Successful Entrepreneurs Use These 5 Strategies To Bounce Back From Failure

Learn success by studying success.  And by studying success, you’ll see that to achieve it, you will absolutely fail many, many times.  It’s our relationship with failure that will determine our life trajectory.  If you associate failure with learning and growth, you can take your next steps without fear and with renewed spirit.  Read about the lives of famous business people and surround yourself with like-minded peers to swap stories of wins and losses…

Successful Entrepreneurs Use These 5 Strategies To Bounce Back From Failure


Henry Ford had his do-or-die moment in 1908. Dubbed “Crazy Henry” when he built his first car a decade earlier, Ford now had a crazier dream: He wanted to create a car for the masses.

He picked a small room in his factory and stuffed it with designers, milling machines, and drill presses. Ford sat in his mother’s “lucky” rocking chair. His competitors were thrilled. “How soon will Ford blow up?” they asked.

Finally, investors gathered for the unveiling. Workers hoisted the engine 50 feet in the air and began lowering it into the chassis. But as it descended, the engine started spinning faster and faster until it broke free of the ropes and smashed to the ground.

This was Ford’s test: Go big or go home?

He quietly stepped forward and announced he would personally build a replacement. Six months later the Model T made its debut. It would sell 15 million cars over the next 20 years.

Every entrepreneur I know has faced one of these “engine-of-the-floor” moments — a critical juncture that determines whether your idea goes huge or falls flat. I’ve mentored 1,000 entrepreneurs who now generate over $7 billion in annual revenue. And I’ve noticed a pattern: Lots of leaders keep making the same mistakes over and over again.

But solutions exist. I keep a running tally on a whiteboard in my office. The next time you drop an engine, perhaps one of these might help you pick it up and move on.

1. Close doors.

Two entrepreneurs were in my office. Their social media company was taking off, with great clients and 70 employees. But they were stressed. I asked if anything else was contributing. “Well, we still own a radio station.” I grabbed my whiteboard. “You guys need to close doors,” I said.

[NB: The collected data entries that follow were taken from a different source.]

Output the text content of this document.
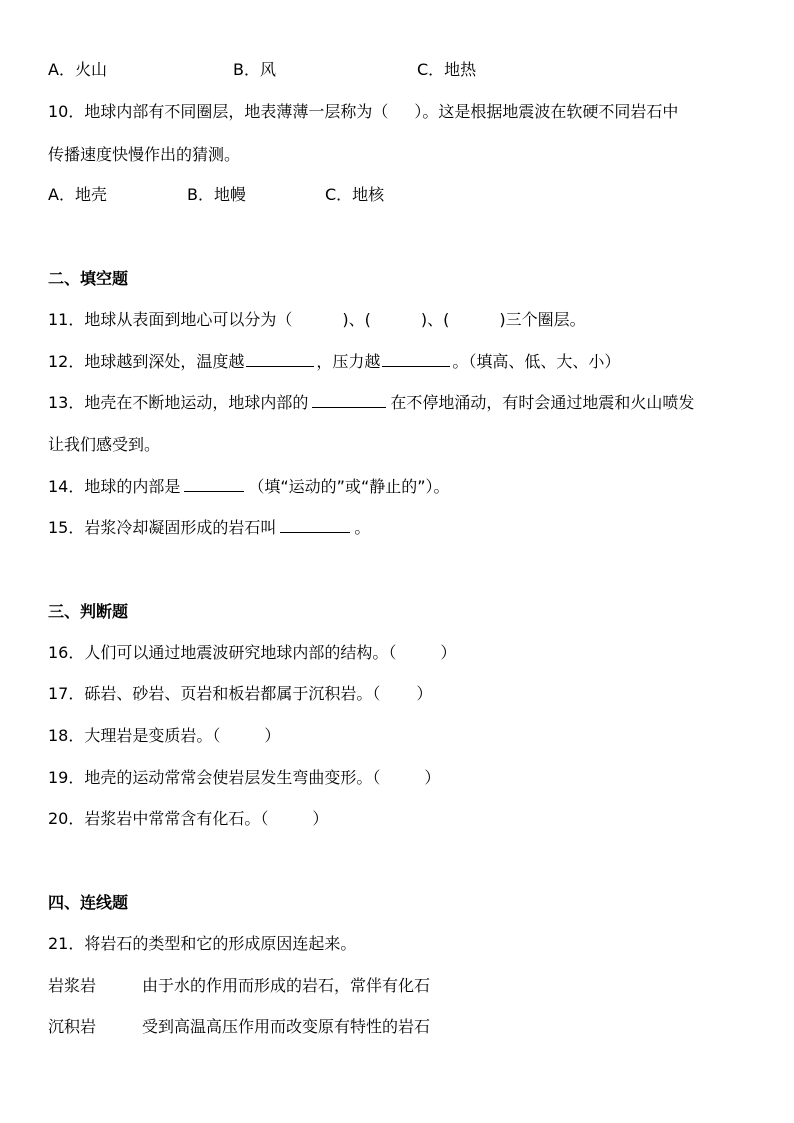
A．火山	B．风	C．地热
10．地球内部有不同圈层，地表薄薄一层称为（ ）。这是根据地震波在软硬不同岩石中
传播速度快慢作出的猜测。
A．地壳	B．地幔	C．地核
二、填空题
11．地球从表面到地心可以分为（	)、(	)、(	)三个圈层。
12．地球越到深处，温度越	，压力越	。（填高、低、大、小）
13．地壳在不断地运动，地球内部的	在不停地涌动，有时会通过地震和火山喷发
让我们感受到。
14．地球的内部是	（填“运动的”或“静止的”）。
15．岩浆冷却凝固形成的岩石叫	。
三、判断题
16．人们可以通过地震波研究地球内部的结构。（	）
17．砾岩、砂岩、页岩和板岩都属于沉积岩。（ ）
18．大理岩是变质岩。（	）
19．地壳的运动常常会使岩层发生弯曲变形。（	）
20．岩浆岩中常常含有化石。（	）
四、连线题
21．将岩石的类型和它的形成原因连起来。
岩浆岩	由于水的作用而形成的岩石，常伴有化石
沉积岩	受到高温高压作用而改变原有特性的岩石
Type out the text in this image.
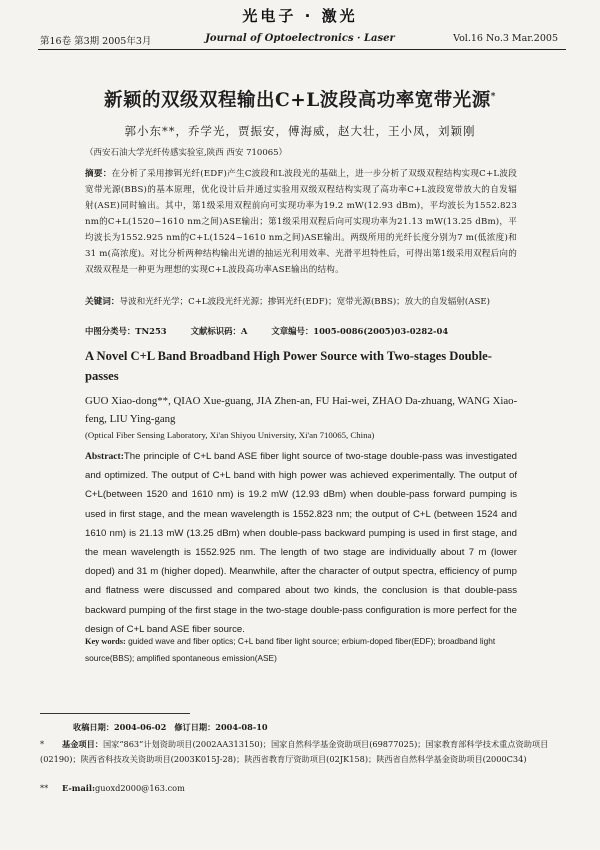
光电子 · 激光
第16卷 第3期 2005年3月	Journal of Optoelectronics · Laser	Vol.16 No.3 Mar.2005
新颖的双级双程输出C+L波段高功率宽带光源*
郭小东**，乔学光，贾振安，傅海威，赵大壮，王小凤，刘颖刚
（西安石油大学光纤传感实验室,陕西 西安 710065）
摘要：在分析了采用掺铒光纤(EDF)产生C波段和L波段光的基础上，进一步分析了双级双程结构实现C+L波段宽带光源(BBS)的基本原理，优化设计后并通过实验用双级双程结构实现了高功率C+L波段宽带放大的自发辐射(ASE)同时输出。其中，第1级采用双程前向可实现功率为19.2 mW(12.93 dBm)，平均波长为1552.823 nm的C+L(1520~1610 nm之间)ASE输出；第1级采用双程后向可实现功率为21.13 mW(13.25 dBm)，平均波长为1552.925 nm的C+L(1524~1610 nm之间)ASE输出。两级所用的光纤长度分别为7 m(低浓度)和31 m(高浓度)。对比分析两种结构输出光谱的抽运光利用效率、光滑平坦特性后，可得出第1级采用双程后向的双级双程是一种更为理想的实现C+L波段高功率ASE输出的结构。
关键词：导波和光纤光学；C+L波段光纤光源；掺铒光纤(EDF)；宽带光源(BBS)；放大的自发辐射(ASE)
中图分类号：TN253	文献标识码：A	文章编号：1005-0086(2005)03-0282-04
A Novel C+L Band Broadband High Power Source with Two-stages Double-passes
GUO Xiao-dong**, QIAO Xue-guang, JIA Zhen-an, FU Hai-wei, ZHAO Da-zhuang, WANG Xiao-feng, LIU Ying-gang
(Optical Fiber Sensing Laboratory, Xi'an Shiyou University, Xi'an 710065, China)
Abstract:The principle of C+L band ASE fiber light source of two-stage double-pass was investigated and optimized. The output of C+L band with high power was achieved experimentally. The output of C+L(between 1520 and 1610 nm) is 19.2 mW (12.93 dBm) when double-pass forward pumping is used in first stage, and the mean wavelength is 1552.823 nm; the output of C+L (between 1524 and 1610 nm) is 21.13 mW (13.25 dBm) when double-pass backward pumping is used in first stage, and the mean wavelength is 1552.925 nm. The length of two stage are individually about 7 m (lower doped) and 31 m (higher doped). Meanwhile, after the character of output spectra, efficiency of pump and flatness were discussed and compared about two kinds, the conclusion is that double-pass backward pumping of the first stage in the two-stage double-pass configuration is more perfect for the design of C+L band ASE fiber source.
Key words: guided wave and fiber optics; C+L band fiber light source; erbium-doped fiber(EDF); broadband light source(BBS); amplified spontaneous emission(ASE)
收稿日期：2004-06-02 修订日期：2004-08-10
* 基金项目：国家“863”计划资助项目(2002AA313150)；国家自然科学基金资助项目(69877025)；国家教育部科学技术重点资助项目(02190)；陕西省科技攻关资助项目(2003K015J-28)；陕西省教育厅资助项目(02JK158)；陕西省自然科学基金资助项目(2000C34)
** E-mail:guoxd2000@163.com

In the early stage of building a dream, a little feet-dragging is understandable. Sara Blakely kept selling fax machines while she sold her first Spanx. But eventually you need to commit.

Bette Graham kept working as a secretary after inventing Liquid Paper, but the company didn’t take off until she quit. Phil Knight did other people’s taxes for years, but Nike didn’t soar until he gave up his accountant job.

When we’re young, we’re often told to keep as many doors open as possible. But for an entrepreneur seeking to go big, the better path forward is to close doors.

2. Fire your mother-in-law.

A few years ago I analyzed my best- and worst-performing entrepreneurs. Three-quarters launched their business with a partner, usually friends or family. Things start off swimmingly. “We practically finish each other’s sentences!” Then, one partner wants to expand while the other doesn’t; or one lacks the skills to scale. Yet they have no way to handle these disputes.

Half the entrepreneurs in the bottom quartile shared one thing: They lacked a shareholder agreement. My advice: Get a startup prenup.

Since, in many companies, it’s a founder’s sibling who’s in charge of sales and an in-law who controls finances, on my whiteboard I’m even more direct: Fire your mother-in-law.


From the sons of IKEA’s Ingvar Kamprad to the wives of Rupert Murdoch, families that work together often stop playing together. Gordon Ramsay split with his father-in-law and business partner, Chris Hutcheson, after discovering that he had been funneling money to a mistress and secret family for 30 years. Talk about a kitchen nightmare! It’s okay to love your partner, but make sure you know what to do if the love goes away.